Spokeswoman Lee Ann Schlatter told the Associated Press the cuts will come in the form of buyouts and layoffs at “almost all of our newspapers,” but said details for each paper were not yet available.
“We will clearly be leaner,” President and CEO Tony Ridder said in the layoff announcement, “but still, I want to stress, adequately staffed.”
The company, whose flagship papers include The Philadelphia Inquirer, The San Jose Mercury News and The Miami Herald, said revenue is down 5.3 percent from a year ago.

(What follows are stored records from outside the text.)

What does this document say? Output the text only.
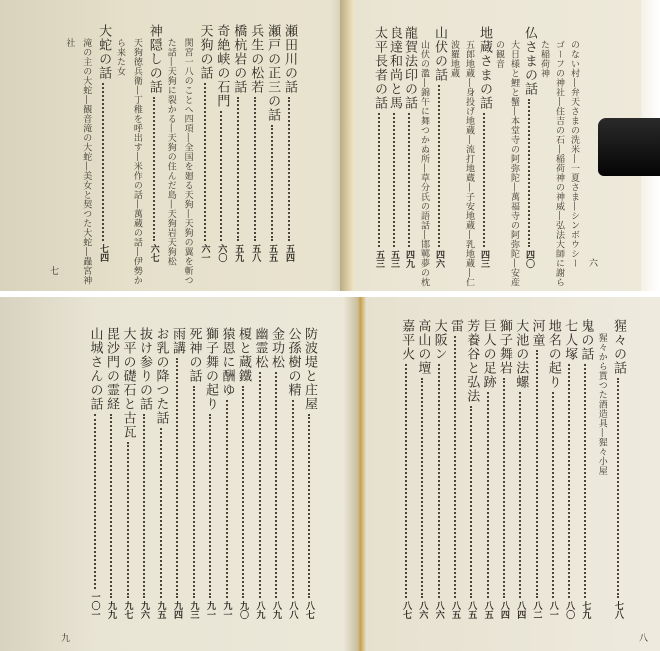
七
六
瀬田川の話
五四
瀬戸の正三の話
五五
兵生の松若
五八
橋杭岩の話
五九
奇絶峡の石門
六〇
天狗の話
六一
関宮一八のことへ四項―全国を廻る天狗―天狗の翼を斬つ
た話―天狗に裂かる―天狗の住んだ島―天狗岩天狗松
神隠しの話
六七
天狗徳兵衛―丁稚を呼出す―米作の話―萬蔵の話―伊勢か
ら来た女
大蛇の話
七四
滝の主の大蛇―観音滝の大蛇―美女と契つた大蛇―蟲宮神
社	のない村―弁天さまの洗米―一夏さま―シンボウシー
ゴーフの神社―住吉の石―稲荷神の神威―弘法大師に謝ら
た稲荷神
仏さまの話
四〇
大日様と鯉と蟹―本堂寺の阿弥陀―萬福寺の阿弥陀―安産
の観音
地蔵さまの話
四三
五郎地蔵―身投げ地蔵―流打地蔵―子安地蔵―乳地蔵―仁
波羅地蔵
山伏の話
四六
山伏の濫―錦午に舞つかぬ所―草分氏の語話―邯鄲夢の枕
龍賀法印の話
四九
良達和尚と馬
五三
太平長者の話
五三
九	八
防波堤と庄屋
八七
公孫樹の精
八八
金功松
八九
幽霊松
八九
榎と蔵鐵
九〇
猿恩に酬ゆ
九一
獅子舞の起り
九一
死神の話
九三
雨講
九四
お乳の降つた話
九五
抜け参りの話
九六
大平の礎石と古瓦
九七
毘沙門の霊経
九九
山城さんの話
一〇一
猩々の話
七八
猩々から貰つた酒造具―猩々小屋
鬼の話
七九
七人塚
八〇
地名の起り
八一
河童
八二
大池の法螺
八四
獅子舞岩
八四
巨人の足跡
八五
芳養谷と弘法
八五
雷
八五
大阪ン
八六
高山の壇
八六
嘉平火
八七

Meanwhile, managers at the Times Co., which publishes The New York Times and The Boston Globe, said they will cut about 1,200 jobs company-wide.
In all, 8 to 9 percent of the company’s 14,000 workers will lose their jobs. The company said it hopes the cuts will save up to $40 million.
“The actions we have taken have served to improve our bottom line without compromising our long-term strategy,” Russell Lewis, the company’s president and CEO, said in a statement.
Officials at the Globe said Monday 193 employees accepted voluntary buyout offers — a number sufficient, said Globe publisher Richard H. Gilman “to put aside the possibility of layoffs.”
Besides the Times and the Globe, the Times Co. owns 15 newspapers, eight network TV stations, two radio stations and 40 Web sites.
Cuts at Tribune
Last week, the Tribune Co., publisher of The Chicago Tribune, The Los Angeles Times and Newsday, announced it would cut 1,400 of its 25,800 jobs.
The company said June 14 it hoped to reduce staff by 3 percent through voluntary buyouts and another 3 percent through layoffs.
Tribune Co. President and CEO John W. Madigan told employees the company “acted aggressively” to cut costs in the face of an economic slowdown, but said “despite these actions, it’s clear we must do more.”
Chicago Tribune President and Publisher Scott C. Smith said the paper isn’t planning significant layoffs at the moment, but will remain flexible.
The company, which owns 11 daily newspapers and 22 TV stations, said year-to-date revenues had dropped 6 percent, from $2.3 billion to $2.1 billion.